The other development was no less memorable, albeit for utterly different reasons. The end of the Seventies also marked the Great Payola Scandal, which shocked the public and rocked the music industry. Although Perry was untouched professionally, the fallout contributed to his departure from the fast lane. "People were offering great amounts of money to get their product on the air," he says. "It was, `Man, get it on this week!' Everything got out of control."
Enter Blue Note. The collector come home.

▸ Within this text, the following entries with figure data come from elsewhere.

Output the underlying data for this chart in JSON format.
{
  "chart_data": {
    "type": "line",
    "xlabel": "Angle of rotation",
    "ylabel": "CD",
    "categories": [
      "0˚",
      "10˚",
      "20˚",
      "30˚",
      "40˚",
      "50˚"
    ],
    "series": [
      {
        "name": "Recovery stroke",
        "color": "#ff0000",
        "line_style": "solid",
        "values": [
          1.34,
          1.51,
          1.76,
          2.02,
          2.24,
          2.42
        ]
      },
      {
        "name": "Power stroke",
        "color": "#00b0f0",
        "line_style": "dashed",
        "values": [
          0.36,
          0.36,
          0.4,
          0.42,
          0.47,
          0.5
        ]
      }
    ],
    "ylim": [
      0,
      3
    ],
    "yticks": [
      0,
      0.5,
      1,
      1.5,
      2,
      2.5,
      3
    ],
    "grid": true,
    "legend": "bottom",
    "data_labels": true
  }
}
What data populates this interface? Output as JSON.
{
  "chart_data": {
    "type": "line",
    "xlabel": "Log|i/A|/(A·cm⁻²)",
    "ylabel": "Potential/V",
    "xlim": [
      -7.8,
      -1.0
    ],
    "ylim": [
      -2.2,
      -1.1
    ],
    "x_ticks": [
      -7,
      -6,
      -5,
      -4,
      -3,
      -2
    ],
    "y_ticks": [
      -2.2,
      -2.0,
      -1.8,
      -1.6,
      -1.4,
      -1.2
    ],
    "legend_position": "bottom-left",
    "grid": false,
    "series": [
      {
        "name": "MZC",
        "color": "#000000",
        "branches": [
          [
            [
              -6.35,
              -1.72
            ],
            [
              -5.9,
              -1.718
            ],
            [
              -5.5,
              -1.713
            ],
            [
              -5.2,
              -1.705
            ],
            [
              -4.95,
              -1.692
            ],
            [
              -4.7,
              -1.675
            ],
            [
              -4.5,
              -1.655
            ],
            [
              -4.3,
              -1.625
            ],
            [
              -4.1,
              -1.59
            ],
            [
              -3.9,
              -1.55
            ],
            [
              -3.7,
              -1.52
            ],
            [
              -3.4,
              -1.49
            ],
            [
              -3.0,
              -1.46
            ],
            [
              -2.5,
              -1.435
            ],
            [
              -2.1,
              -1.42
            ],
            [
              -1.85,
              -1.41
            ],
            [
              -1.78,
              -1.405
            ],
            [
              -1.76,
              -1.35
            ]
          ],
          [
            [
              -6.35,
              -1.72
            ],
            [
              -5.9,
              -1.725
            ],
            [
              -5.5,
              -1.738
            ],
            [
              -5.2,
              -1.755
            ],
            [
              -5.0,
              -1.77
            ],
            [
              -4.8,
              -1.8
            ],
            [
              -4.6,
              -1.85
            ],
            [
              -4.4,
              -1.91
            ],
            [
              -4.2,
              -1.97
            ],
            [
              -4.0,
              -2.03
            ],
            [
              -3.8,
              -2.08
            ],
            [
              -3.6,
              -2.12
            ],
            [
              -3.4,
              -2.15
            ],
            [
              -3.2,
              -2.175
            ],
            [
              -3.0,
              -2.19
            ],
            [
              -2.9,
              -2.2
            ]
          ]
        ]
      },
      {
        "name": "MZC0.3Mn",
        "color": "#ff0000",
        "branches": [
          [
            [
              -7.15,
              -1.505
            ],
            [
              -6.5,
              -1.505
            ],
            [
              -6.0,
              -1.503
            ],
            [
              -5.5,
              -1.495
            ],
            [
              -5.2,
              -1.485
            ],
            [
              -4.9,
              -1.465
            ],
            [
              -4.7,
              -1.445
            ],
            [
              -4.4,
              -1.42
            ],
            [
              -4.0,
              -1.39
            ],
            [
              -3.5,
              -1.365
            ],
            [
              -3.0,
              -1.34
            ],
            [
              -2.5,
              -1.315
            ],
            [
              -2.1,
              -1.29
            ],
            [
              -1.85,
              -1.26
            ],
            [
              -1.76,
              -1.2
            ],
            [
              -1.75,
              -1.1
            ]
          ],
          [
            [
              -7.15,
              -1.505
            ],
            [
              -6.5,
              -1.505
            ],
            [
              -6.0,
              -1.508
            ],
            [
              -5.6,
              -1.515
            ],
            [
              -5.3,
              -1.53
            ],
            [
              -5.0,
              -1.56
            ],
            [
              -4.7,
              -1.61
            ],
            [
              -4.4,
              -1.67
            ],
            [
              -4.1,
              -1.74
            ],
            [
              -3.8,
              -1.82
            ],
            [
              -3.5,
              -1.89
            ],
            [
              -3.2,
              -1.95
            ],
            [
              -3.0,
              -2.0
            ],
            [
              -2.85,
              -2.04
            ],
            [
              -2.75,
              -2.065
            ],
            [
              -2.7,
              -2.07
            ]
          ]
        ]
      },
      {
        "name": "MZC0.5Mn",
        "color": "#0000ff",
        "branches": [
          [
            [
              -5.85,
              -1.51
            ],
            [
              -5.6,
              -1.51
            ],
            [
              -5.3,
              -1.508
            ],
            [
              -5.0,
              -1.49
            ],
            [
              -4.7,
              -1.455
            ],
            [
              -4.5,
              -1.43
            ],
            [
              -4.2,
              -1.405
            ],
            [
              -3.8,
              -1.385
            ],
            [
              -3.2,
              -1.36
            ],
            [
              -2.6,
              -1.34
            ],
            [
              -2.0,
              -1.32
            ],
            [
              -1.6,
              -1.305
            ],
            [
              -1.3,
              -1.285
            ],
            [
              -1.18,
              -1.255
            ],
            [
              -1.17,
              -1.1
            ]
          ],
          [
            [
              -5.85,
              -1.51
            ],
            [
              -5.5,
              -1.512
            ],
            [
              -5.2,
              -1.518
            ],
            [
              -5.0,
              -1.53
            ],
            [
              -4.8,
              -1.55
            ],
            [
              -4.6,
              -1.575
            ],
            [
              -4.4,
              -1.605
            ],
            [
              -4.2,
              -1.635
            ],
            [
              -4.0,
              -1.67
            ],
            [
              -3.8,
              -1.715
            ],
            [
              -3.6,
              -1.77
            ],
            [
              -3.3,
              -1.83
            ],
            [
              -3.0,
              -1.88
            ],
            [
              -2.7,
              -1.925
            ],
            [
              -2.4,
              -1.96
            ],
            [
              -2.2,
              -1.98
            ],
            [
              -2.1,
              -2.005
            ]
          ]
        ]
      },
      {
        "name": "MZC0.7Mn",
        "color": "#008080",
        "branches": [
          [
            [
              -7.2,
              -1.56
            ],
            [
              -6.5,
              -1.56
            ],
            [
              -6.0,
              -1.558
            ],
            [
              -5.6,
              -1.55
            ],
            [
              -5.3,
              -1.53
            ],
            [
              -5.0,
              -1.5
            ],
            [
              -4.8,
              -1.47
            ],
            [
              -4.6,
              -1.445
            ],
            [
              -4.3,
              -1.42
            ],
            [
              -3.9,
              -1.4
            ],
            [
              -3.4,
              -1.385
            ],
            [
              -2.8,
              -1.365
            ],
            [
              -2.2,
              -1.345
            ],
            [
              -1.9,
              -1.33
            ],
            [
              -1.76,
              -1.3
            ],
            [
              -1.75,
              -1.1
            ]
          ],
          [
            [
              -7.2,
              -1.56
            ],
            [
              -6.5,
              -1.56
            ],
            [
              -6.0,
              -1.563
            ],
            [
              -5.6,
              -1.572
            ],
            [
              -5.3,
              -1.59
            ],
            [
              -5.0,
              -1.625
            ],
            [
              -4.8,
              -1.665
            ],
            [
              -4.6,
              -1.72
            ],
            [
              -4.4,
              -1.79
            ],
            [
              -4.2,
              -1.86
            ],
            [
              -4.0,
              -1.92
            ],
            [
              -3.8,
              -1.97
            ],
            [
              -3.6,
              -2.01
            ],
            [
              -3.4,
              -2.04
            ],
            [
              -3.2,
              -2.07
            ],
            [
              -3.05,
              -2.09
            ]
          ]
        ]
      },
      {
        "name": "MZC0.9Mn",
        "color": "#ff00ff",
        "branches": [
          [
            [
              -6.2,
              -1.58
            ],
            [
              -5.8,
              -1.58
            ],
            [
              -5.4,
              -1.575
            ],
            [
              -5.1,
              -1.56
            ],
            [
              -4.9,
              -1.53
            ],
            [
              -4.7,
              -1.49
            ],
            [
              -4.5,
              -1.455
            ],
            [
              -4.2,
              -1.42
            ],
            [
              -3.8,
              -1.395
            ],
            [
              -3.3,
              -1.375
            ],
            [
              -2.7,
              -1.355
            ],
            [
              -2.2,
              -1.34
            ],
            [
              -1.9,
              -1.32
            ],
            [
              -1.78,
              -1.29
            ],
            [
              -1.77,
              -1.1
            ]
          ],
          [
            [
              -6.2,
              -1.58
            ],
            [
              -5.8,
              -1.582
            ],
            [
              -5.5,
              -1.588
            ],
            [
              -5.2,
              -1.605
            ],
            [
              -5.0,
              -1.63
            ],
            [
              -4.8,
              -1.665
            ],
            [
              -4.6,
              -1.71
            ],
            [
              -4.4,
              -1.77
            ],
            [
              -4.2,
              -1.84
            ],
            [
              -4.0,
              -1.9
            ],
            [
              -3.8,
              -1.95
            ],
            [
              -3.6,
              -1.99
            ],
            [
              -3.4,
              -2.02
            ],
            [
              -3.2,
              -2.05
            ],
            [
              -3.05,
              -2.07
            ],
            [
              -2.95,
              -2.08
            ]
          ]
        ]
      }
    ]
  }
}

As proprietors go, Perry is extremely personable, gregarious on all points musical. The majors still call him, Luke Records recently set up a promo at Blue Note, members of NRBQ recently dropped by. As Perry tells his life story, he skips right over the self-aggrandizement. There is something of import to relate, chew on, relive. He is in his glory extending his vitality to the eclectic peoples and titles claiming one another at Blue Note. Arturo Gomez, a DJ on WDNA-FM for the Saturday Night Funk Box, sums it up nicely by saying that Blue Note is like "the St. Peter's of Miami. This is hallowed ground."
From Perry's office then, a mother's nightmare of clutter but a collector's wet dream, with its Marley weekend photos, haphazardly hung gold and platinum discs, an autographed, burlap-wrapped Rastaman Vibration signed "One Love" by Rasta Bob himself, a signed John Fogerty Centerfield poster. It's back to the fray. Perry extends ear and voice to the novice, the atavist surging with each phrase. The first-timer has entered the Perry Universe. He'll be back.